Speaking to Reuters, accountant general Yali Rotenberg from the Finance Ministry said that Israel raised 160 billion shekels ($43bn) in debt in 2023, half of it, which accounts for 81bn shekels, belong to the time period when Israel started an offensive in Gaza in early October. To show how big this number of national debts is for such a short period of time, it is good to mention that Israel raised nearly 63bn shekels in all of 2022.
The year 2023 was a challenging year that required a sharp increase in financing needs and required tactical and strategic adjustments in the government’s debt raising plan. But when the war started, everything changed and financial planning to curb increasing national debt was almost forgotten,” Rotenberg said.
Also due to the spike in war spending, Israel’s total debt amounted to 62.1 per cent of its gross domestic product (GDP) in 2023, up from 60.5 per cent in 2022. But the worse news for Israel is that this trend is not going to stop and as Rotenberg said, is expected to reach 67 per cent in 2024.
One of the main reasons for this growing debt is that last month, lawmakers in the Knesset gave their final approval to an amended 2024 state budget that added tens of billions of shekels to fund the still ongoing war in Gaza, with extra spending on defense and compensation to households and businesses hurt by the war, a huge sum of money that can be supplied only through foreign borrowing. The unprecedented economic blow also comes as a result of Israel’s mobilizing its 300,000 reservist forces, over 100,000 settlers displaced in the north and south, a decrease in consumer spending, and the 150,000 Palestinian cheap laborers who have been barred from entering Israel from the Occupied West Bank due to the war.
In a similar report, BBC also explained the dire economic situation in Israel due to the war in Gaza and noted that because of the war, “private spending dropped by 26.3%, exports fell by 18.3% and there had been a 67.8% slide in investment in fixed assets, especially in residential buildings, all from October 7 to mid-April. Meanwhile, government spending, mainly on war expenses and compensating businesses and households, jumped by 88.1 per cent during the same time period.”
Israeli government is only making things worse!
While Israel’s economy is shrinking day by day, the initiatives that the Netanyahu government plans to implement will only make things worse. Israel, for example, plans to raise $60 billion in debt this year, as well as freezing government hiring and raising taxes because it has nearly doubled its war spending.
On the political arena, Israel still insists to expand its invasion into Rafah, in southern Gaza, despite the economic need to de-escalate. Rafah is where over a million Palestinians currently seek shelter.
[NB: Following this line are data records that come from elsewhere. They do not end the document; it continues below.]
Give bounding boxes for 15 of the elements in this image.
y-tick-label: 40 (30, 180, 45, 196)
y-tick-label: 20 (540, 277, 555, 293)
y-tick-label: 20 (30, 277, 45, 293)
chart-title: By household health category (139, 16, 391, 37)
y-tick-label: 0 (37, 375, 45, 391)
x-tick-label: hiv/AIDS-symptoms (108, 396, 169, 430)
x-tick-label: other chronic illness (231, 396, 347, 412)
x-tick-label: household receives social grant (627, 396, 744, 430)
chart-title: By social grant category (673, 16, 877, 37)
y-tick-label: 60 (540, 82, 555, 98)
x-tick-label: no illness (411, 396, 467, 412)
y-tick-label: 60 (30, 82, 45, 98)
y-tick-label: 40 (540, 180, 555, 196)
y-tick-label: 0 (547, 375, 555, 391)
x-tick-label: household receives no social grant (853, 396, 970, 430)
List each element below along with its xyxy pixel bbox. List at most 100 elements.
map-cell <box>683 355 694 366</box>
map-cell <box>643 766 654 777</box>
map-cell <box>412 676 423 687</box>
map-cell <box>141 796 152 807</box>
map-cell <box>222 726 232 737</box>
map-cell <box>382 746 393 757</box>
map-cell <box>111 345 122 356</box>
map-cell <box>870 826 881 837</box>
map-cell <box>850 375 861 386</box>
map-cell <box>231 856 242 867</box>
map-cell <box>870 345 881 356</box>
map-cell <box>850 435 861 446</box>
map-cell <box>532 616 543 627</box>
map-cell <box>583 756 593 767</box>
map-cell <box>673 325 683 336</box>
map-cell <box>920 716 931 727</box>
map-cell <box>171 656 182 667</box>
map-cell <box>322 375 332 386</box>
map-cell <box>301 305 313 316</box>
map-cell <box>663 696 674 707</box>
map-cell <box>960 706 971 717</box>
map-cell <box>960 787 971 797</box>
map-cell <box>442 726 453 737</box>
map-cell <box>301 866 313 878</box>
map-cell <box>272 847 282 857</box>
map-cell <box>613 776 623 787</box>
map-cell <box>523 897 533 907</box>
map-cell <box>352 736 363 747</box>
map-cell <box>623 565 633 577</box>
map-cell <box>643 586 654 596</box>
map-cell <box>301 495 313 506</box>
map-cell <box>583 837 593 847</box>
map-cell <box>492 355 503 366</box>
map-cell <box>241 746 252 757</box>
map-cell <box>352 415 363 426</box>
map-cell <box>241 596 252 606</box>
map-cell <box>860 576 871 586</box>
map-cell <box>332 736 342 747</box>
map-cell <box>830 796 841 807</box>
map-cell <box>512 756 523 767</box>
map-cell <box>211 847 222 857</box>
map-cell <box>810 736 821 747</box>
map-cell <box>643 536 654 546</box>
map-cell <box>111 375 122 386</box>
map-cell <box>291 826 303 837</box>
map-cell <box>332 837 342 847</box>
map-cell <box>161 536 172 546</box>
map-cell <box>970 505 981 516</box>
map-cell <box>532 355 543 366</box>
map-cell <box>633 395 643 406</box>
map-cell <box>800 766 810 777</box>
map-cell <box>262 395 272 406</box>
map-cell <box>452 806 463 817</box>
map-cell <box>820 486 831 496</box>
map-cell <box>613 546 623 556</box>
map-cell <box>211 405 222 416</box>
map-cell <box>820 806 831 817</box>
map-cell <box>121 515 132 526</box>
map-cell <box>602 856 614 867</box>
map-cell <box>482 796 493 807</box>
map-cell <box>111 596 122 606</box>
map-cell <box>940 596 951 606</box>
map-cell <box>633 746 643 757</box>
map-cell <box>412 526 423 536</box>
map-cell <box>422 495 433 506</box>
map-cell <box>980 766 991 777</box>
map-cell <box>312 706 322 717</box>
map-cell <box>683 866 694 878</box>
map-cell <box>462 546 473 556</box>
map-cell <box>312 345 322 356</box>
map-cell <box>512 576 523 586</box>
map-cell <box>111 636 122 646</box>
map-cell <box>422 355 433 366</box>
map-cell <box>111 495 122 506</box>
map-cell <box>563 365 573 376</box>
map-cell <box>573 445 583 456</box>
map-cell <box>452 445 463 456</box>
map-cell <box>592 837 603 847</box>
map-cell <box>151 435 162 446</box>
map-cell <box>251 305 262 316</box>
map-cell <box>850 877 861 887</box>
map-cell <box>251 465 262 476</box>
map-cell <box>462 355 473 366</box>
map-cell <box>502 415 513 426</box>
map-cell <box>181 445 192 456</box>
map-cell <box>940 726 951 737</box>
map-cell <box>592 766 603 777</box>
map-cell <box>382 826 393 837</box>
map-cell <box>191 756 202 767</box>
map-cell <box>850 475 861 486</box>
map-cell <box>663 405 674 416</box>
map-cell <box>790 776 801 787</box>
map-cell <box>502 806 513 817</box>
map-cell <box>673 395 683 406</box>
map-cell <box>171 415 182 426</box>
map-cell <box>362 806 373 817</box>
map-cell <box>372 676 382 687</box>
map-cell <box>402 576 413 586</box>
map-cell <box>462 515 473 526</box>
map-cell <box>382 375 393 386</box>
But expanding and continuing the war for Israel will increase fears regarding Hezbollah and Hamas retaliations, which will inevitably increase defense spending, a move that will surely deepens economic hardship for Israel.
The Israeli government already plans to increase defense spending this year by 55 billion shekels – around $15 billion. This marks an 85 percent increase in defense spending, from 13.5 percent of the national budget before the war to 20 percent in 2024.